Truth was, Mrs. Fitzgibbons knew precious little about the note in question. She had never dealt with a Mannox representative or even examined the account; but it pleased her to play the part of the patient, long-suffering creditor. “I wait, and I wait, and I wait,” she said. “They know what their failure will do to you. They know the strength of my position. They know I'm sitting here behind the scenes with their fate in my hands.” For the first time, Mrs. Fitzgibbons's voice achieved a penetrating timbre. She flung down her pencil. “I get nothing!” she shouted.

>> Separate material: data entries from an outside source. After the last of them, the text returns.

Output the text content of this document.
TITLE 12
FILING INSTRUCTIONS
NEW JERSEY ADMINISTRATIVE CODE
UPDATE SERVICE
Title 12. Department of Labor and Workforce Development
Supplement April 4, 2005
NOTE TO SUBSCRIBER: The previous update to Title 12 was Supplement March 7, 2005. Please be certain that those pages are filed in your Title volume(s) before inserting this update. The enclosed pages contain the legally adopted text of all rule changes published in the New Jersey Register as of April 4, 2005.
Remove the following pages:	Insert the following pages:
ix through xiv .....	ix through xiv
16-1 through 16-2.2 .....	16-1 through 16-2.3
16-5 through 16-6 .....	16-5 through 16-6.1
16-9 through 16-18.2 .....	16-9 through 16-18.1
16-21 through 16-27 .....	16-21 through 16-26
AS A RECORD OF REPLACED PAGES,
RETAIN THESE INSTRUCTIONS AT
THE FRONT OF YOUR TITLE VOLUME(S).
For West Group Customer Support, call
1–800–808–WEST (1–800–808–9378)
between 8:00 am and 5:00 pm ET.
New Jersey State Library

Startled by the woman's rancor, and the sight of the yellow pencil rolling chaotically across the tulipwood desk, Mr. Schreffler sought at once to salve her spirits. “Bert Mannox isn't a bad fellow. You may have developed an unfair impression of the man. No one has ever accused him of dishonesty.” Mr. Schreffler went on with growing confidence. “I have it from reliable experts that Bert needs nothing more than six months to a year to stabilize his situation. Frankly,” Mr. Schreffler added on a rising tone, in the way of one professional confiding in another, “I believe the man.”